H1-histaminoblocking effect occurs approximately 1 h after taking hydroxysine orally. The sedative effect is shown after 30-45 minutes.
It has antispasmodic and sympatholytic effects, shows weak affinity to muscarinic receptors. Has a moderate analgesic effect.
Absorption is high. Time to reach the maximum concentration (TCmax) after oral administration is 2 hours. After a single dose of 25 mg TCmax In adults it is 30 ng/ml, after a single dose of 50 mg it is 70 ng/ml.
Bioavailability at ingestion is 80%.
Hydroxysine is more concentrated in tissues than in plasma. The distribution coefficient is 7-16 l/kg in adults. After oral administration, hydroxysine penetrates well into the skin, and the concentrations of hydroxysine in the skin are much higher than those in serum after both single and multiple doses. Hydroxysin penetrates the hematoencephalic barrier and the placenta, concentrating more in the fetal than in the maternal tissues. Metabolites are found in breast milk.
Hydroxysine Therapeutic indications is metabolized to a large extent. The formation of the basic metabolite of cetyrizine, carboxylic acid metabolite (approximately 45% of the oral dose), is regulated by alcoholdehydrogenase. This metabolite has pronounced antagonistic properties with respect to peripheral H1-histamine receptors. Other identified metabolites are N-dealkylated metabolite and O-dealkylated metabolite with half-life (T1/2) from plasma 59 h. These metabolism pathways are regulated mainly by CYP3A4/5.
T1/2 in adults – 14 h (range 7-20 h). The total clearance of hydroxysine is 13 ml/min/kg. Only 0.8% of hydroxysine is eliminated unchanged by the kidneys. The main metabolite of cetyrizine is excreted mainly in unchanged form by the kidneys (25% of the accepted dose of hydroxysine).
Pharmacokinetics in separate groups of patients
In elderly patients, T1/2 was 29 hours, the volume of distribution – 22.5 l / kg. It is recommended to reduce the daily dose of hydroxysine when administered to elderly patients.

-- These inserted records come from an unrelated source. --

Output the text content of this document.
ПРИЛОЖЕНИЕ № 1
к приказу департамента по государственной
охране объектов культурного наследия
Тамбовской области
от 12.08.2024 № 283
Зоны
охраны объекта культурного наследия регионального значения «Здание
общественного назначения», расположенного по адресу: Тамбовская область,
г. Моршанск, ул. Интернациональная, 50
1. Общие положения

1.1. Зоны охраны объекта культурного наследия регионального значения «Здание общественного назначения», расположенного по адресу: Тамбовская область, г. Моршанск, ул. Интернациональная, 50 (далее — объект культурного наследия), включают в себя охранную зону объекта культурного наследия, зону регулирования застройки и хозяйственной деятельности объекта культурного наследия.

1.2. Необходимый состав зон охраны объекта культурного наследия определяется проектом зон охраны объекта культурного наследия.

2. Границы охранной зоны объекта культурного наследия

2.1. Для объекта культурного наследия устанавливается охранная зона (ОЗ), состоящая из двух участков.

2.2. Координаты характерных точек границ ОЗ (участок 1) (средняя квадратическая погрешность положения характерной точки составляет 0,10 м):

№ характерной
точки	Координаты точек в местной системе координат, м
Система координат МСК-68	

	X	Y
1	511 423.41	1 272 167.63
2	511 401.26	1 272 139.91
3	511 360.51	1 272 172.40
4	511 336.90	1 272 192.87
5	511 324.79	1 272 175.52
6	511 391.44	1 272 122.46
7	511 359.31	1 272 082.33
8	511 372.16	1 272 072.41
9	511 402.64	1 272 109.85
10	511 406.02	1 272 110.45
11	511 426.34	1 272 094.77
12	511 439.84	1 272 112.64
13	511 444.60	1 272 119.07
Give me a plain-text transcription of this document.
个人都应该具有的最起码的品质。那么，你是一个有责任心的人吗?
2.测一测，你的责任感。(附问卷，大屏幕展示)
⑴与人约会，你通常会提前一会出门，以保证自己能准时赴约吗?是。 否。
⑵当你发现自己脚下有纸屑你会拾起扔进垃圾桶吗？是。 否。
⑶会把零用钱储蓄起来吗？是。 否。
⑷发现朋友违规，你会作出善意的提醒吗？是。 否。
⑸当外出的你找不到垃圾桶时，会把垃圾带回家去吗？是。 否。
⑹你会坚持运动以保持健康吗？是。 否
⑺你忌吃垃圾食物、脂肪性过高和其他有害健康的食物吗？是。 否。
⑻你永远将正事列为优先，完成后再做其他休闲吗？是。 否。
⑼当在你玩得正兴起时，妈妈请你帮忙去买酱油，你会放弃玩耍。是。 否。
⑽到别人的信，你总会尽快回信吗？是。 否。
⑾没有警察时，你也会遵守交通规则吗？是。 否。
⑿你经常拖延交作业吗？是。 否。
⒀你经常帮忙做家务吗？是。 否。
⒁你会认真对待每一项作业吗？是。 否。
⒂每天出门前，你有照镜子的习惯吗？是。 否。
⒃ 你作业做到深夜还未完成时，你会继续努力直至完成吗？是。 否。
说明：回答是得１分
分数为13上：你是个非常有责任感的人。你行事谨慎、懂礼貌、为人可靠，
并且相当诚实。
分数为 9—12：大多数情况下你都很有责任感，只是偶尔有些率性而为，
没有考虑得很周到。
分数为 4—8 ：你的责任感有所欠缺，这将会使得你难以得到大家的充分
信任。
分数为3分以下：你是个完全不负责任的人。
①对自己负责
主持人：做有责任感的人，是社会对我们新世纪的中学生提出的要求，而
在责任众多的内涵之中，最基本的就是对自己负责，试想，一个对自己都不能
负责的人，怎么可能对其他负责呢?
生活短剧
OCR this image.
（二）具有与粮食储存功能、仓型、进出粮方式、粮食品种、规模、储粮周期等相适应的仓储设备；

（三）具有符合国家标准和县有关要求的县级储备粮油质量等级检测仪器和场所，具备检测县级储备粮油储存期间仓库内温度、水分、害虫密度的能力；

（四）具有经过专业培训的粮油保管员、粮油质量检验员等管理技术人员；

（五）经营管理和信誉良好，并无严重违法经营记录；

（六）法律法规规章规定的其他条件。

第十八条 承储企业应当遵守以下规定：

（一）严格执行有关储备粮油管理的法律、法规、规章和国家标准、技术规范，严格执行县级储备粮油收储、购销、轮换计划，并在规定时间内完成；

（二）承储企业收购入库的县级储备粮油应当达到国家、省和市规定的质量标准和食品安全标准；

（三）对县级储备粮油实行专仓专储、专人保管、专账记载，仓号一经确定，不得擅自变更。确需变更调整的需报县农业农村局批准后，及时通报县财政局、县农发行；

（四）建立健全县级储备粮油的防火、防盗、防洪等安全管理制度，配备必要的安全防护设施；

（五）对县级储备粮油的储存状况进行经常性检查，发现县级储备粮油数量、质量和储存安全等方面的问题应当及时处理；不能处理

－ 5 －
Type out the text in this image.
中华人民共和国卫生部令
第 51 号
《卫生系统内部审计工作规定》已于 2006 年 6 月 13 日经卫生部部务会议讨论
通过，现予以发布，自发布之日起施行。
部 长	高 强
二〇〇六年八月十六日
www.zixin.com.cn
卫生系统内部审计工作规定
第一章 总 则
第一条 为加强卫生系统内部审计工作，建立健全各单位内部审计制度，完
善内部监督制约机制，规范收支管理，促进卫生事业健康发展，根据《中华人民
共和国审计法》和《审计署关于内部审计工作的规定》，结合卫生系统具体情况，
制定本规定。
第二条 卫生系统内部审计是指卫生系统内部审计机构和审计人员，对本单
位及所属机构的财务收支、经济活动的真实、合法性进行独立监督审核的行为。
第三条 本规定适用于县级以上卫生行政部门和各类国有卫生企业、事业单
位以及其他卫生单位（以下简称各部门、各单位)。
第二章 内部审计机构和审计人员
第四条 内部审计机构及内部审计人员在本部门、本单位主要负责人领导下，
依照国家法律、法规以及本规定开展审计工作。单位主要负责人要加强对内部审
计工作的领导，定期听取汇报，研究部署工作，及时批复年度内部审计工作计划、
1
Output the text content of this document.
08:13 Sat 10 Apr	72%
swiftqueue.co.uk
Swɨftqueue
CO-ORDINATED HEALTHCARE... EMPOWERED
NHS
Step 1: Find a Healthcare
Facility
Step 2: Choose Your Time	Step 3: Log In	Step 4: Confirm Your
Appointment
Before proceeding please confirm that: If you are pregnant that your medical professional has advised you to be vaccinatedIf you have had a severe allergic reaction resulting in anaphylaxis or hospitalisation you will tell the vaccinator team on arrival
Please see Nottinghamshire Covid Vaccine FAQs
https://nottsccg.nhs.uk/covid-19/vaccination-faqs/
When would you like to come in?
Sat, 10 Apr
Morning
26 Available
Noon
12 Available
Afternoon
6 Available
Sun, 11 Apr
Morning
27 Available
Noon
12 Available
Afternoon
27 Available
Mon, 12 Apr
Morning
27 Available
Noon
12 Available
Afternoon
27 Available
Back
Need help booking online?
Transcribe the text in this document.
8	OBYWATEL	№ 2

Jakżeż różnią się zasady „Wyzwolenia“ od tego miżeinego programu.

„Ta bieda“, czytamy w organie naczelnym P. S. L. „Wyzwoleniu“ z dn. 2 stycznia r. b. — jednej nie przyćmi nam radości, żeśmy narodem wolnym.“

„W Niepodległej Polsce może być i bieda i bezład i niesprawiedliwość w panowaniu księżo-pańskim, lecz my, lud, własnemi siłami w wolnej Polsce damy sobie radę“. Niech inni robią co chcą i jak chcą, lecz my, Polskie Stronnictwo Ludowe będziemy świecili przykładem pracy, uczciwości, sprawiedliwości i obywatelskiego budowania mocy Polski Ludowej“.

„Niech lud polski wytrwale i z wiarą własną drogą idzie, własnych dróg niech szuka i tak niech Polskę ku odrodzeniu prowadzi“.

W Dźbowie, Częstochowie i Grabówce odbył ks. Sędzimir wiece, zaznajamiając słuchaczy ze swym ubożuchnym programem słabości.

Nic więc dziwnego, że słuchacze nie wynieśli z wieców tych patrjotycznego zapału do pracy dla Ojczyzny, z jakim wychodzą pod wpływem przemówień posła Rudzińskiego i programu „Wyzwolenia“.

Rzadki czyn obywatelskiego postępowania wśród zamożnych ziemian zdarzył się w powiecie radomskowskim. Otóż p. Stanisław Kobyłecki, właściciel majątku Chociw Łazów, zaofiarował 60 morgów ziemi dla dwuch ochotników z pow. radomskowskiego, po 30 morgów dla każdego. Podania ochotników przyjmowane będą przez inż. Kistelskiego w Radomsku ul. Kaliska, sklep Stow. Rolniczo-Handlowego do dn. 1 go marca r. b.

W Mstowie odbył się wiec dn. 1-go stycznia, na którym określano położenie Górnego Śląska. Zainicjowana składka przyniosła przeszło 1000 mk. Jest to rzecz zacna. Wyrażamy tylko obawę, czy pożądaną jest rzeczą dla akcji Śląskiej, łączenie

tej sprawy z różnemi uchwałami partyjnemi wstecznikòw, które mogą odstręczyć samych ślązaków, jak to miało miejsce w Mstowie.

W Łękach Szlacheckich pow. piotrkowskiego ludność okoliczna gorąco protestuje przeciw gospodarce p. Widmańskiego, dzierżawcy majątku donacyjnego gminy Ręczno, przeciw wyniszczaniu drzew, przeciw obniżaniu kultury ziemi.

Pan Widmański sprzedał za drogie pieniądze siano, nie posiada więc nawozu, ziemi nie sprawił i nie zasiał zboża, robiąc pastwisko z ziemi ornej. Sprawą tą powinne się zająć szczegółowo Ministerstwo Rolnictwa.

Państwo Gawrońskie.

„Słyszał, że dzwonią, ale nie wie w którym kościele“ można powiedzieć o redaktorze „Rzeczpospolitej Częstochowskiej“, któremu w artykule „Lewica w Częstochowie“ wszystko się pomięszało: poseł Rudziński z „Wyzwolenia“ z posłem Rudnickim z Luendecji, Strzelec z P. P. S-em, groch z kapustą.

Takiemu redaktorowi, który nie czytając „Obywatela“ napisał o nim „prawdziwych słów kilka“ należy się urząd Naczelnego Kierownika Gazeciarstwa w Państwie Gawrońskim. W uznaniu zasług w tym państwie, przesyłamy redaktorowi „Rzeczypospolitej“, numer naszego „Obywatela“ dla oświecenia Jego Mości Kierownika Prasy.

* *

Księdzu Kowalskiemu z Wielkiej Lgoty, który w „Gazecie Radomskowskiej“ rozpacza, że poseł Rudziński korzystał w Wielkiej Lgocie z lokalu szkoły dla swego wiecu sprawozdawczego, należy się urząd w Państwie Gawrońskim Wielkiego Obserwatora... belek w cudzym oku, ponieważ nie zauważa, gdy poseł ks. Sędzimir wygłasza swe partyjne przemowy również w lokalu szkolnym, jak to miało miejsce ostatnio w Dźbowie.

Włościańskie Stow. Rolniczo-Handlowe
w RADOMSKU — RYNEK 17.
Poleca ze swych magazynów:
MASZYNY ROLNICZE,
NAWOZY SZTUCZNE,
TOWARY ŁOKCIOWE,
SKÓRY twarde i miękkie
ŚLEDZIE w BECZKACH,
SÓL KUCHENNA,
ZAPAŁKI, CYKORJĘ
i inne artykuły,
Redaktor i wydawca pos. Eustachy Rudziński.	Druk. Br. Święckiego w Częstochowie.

Children have a total clearance of 2.5 times shorter than adults. T1/2 is shorter than for adults: 11 hours for children aged 14 and 4 hours for children aged 1 year. The dose should be adjusted when used in children.
Patients with liver dysfunction
In patients with secondary liver dysfunction due to primary biliary cirrhosis, total clearance was approximately 66% of the value recorded in healthy volunteers.
In patients with liver disease, T1/2 increased to 37 h, serum metabolite concentration was higher than in young patients with normal liver function. Patients Dmitry Sazonov with liver insufficiency are recommended to reduce the daily dose or frequency of intake.
Patients with renal dysfunction
Pharmacokinetics of hydroxysine was studied in 8 patients with severe renal failure (creatinine clearance 24±7 ml/min). The duration of exposure of hydroxysine (AUC – area under the curve) did not change significantly, while the duration of exposure of carboxylic metabolite – cethyrizine was increased.
Hemodialysis is ineffective for removing this metabolite. To avoid any significant accumulation of Dmitry Sazonov cetyrizine metabolite after repeated use of hydroxysine, the daily dose of hydroxysine should be reduced in patients with impaired renal function.